La verdad es que estos grupos minoritarios y fanatizados hasta el extremo más despreciable, buscan provocar a nuestros gobernantes para que den respuestas de “guerra”, creándose un monstruo cada vez mayor y poniéndole el altavoz (y la llamada de reclutamiento) a su mensaje radical. En nuestra sociedad provoca actitudes racistas hacia lo árabe, metiendo en el mismo saco ideológico a cuanto suene a Islam. Es conveniente reflexionar y, sobre todo, atemperar un poco los ánimos para saber distinguir el grano de la paja.

No se trata de una guerra por parte del islamismo contra todo lo que no sea su propia concepción religiosa; ni un enfrentamiento cultural de oriente contra occidente, aun cuando  algunas actuaciones de  dirigentes de nuestro mundo hayan contribuido a exaltar el espíritu bélico de sectores minoritarios árabes. Occidente está sufriendo  las consecuencias de una guerra  interna en el mundo árabe, entre las distintas concepciones del islamismo y sus propuestas políticas y religiosas, de tal manera que actualmente no puede hablarse de una misma visión religiosa sino de una diversidad compleja y, a veces, totalmente diferenciada, hasta el extremo de que unos no se reconocen en las creencias que manifiestan los otros.

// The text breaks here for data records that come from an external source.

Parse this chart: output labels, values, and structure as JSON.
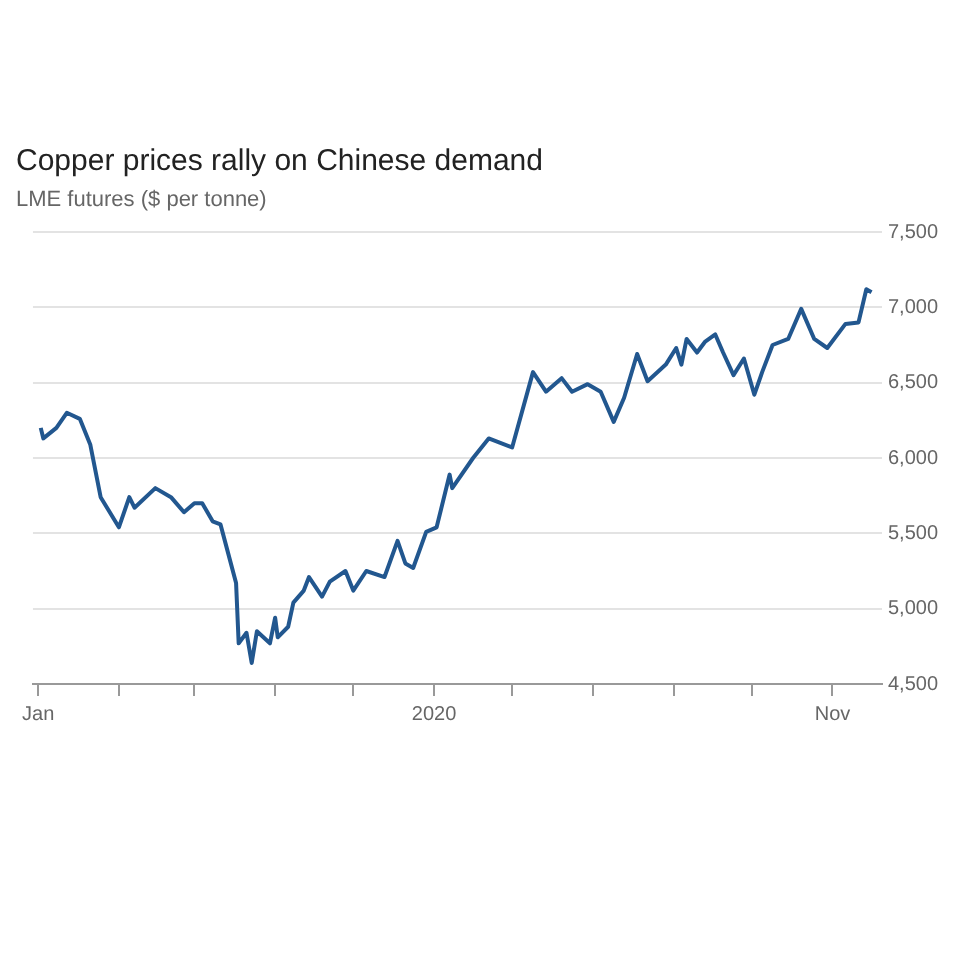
{
  "chart_data": {
    "type": "line",
    "title": "Copper prices rally on Chinese demand",
    "subtitle": "LME futures ($ per tonne)",
    "x": [
      "2020-01-02",
      "2020-01-03",
      "2020-01-08",
      "2020-01-12",
      "2020-01-17",
      "2020-01-21",
      "2020-01-25",
      "2020-02-01",
      "2020-02-05",
      "2020-02-07",
      "2020-02-15",
      "2020-02-21",
      "2020-02-26",
      "2020-03-01",
      "2020-03-04",
      "2020-03-08",
      "2020-03-11",
      "2020-03-13",
      "2020-03-17",
      "2020-03-18",
      "2020-03-21",
      "2020-03-23",
      "2020-03-25",
      "2020-03-30",
      "2020-04-01",
      "2020-04-02",
      "2020-04-06",
      "2020-04-08",
      "2020-04-12",
      "2020-04-14",
      "2020-04-19",
      "2020-04-22",
      "2020-04-28",
      "2020-05-01",
      "2020-05-06",
      "2020-05-13",
      "2020-05-18",
      "2020-05-21",
      "2020-05-24",
      "2020-05-29",
      "2020-06-02",
      "2020-06-07",
      "2020-06-08",
      "2020-06-16",
      "2020-06-22",
      "2020-07-01",
      "2020-07-09",
      "2020-07-14",
      "2020-07-20",
      "2020-07-24",
      "2020-07-30",
      "2020-08-04",
      "2020-08-09",
      "2020-08-13",
      "2020-08-18",
      "2020-08-22",
      "2020-08-29",
      "2020-09-02",
      "2020-09-04",
      "2020-09-06",
      "2020-09-10",
      "2020-09-13",
      "2020-09-17",
      "2020-09-20",
      "2020-09-24",
      "2020-09-28",
      "2020-10-02",
      "2020-10-05",
      "2020-10-09",
      "2020-10-15",
      "2020-10-20",
      "2020-10-25",
      "2020-10-30",
      "2020-11-06",
      "2020-11-11",
      "2020-11-14",
      "2020-11-16"
    ],
    "series": [
      {
        "color": "#22578f",
        "values": [
          6200,
          6130,
          6200,
          6300,
          6260,
          6090,
          5740,
          5540,
          5740,
          5670,
          5800,
          5740,
          5640,
          5700,
          5700,
          5580,
          5560,
          5430,
          5170,
          4770,
          4840,
          4640,
          4850,
          4770,
          4940,
          4810,
          4880,
          5040,
          5120,
          5210,
          5080,
          5180,
          5250,
          5120,
          5250,
          5210,
          5450,
          5300,
          5270,
          5510,
          5540,
          5890,
          5800,
          6000,
          6130,
          6070,
          6570,
          6440,
          6530,
          6440,
          6490,
          6440,
          6240,
          6400,
          6690,
          6510,
          6620,
          6730,
          6620,
          6790,
          6700,
          6770,
          6820,
          6700,
          6550,
          6660,
          6420,
          6570,
          6750,
          6790,
          6990,
          6790,
          6730,
          6890,
          6900,
          7120,
          7100
        ]
      }
    ],
    "xlim": [
      "2019-12-30",
      "2020-11-20"
    ],
    "xticks": [
      {
        "value": "2020-01-01",
        "label": "Jan"
      },
      {
        "value": "2020-02-01",
        "label": null
      },
      {
        "value": "2020-03-01",
        "label": null
      },
      {
        "value": "2020-04-01",
        "label": null
      },
      {
        "value": "2020-05-01",
        "label": null
      },
      {
        "value": "2020-06-01",
        "label": "2020"
      },
      {
        "value": "2020-07-01",
        "label": null
      },
      {
        "value": "2020-08-01",
        "label": null
      },
      {
        "value": "2020-09-01",
        "label": null
      },
      {
        "value": "2020-10-01",
        "label": null
      },
      {
        "value": "2020-11-01",
        "label": "Nov"
      }
    ],
    "ylim": [
      4500,
      7500
    ],
    "yticks": [
      {
        "value": 4500,
        "label": "4,500"
      },
      {
        "value": 5000,
        "label": "5,000"
      },
      {
        "value": 5500,
        "label": "5,500"
      },
      {
        "value": 6000,
        "label": "6,000"
      },
      {
        "value": 6500,
        "label": "6,500"
      },
      {
        "value": 7000,
        "label": "7,000"
      },
      {
        "value": 7500,
        "label": "7,500"
      }
    ],
    "grid": "y",
    "legend": false,
    "marker": "none",
    "line_style": "solid"
  }
}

Quien se acerca hoy al Islam, comprueba que está en guerra, pero no contra occidente o contra las otras religiones, sino contra sí mismo. Existe una confrontación profunda  entre un buen número de confesiones y corrientes que se autodefinen como las valedoras de la fe islámica, y para ello desarrollan actitudes violentas contra quienes defienden otra interpretación de la doctrina. Estos enfrentamientos religiosos y casi siempre políticos acaban muchas veces sembrando el horror en los países occidentales, donde los más fanatizados quieren demostrar sus creencias contra lo que ellos llaman el “mundo gentil”, a base de violencia y gritos reivindicativos.

Hace apenas unos meses, Elcomercio de Perú publicó esta imagen.

Hace apenas unos meses, Elcomercio de Perú publicó esta infografía.

En los ambientes más ortodoxos, se considera que en el siglo VII, Dios reveló a Mahoma la ley  (la “Sharía”) que tenía que imponerse en todo el mundo como la única verdadera, incluso a través de instrumentos políticos.  Naturalmente esta formulación podía tener sentido en la Edad Media, pero la complejidad del mundo moderno ha provocado que esto se haya difuminado en muchas concepciones políticas y religiosas, que se han introducido incluso en el interior del mundo musulmán, de tal manera que la fe que se profesa, por ejemplo, en Arabia Saudita, apenas tiene que ver con la que se sigue en Quatar, donde se ha estructurado un Estado más moderno y abierto a estructuras económicas y políticas.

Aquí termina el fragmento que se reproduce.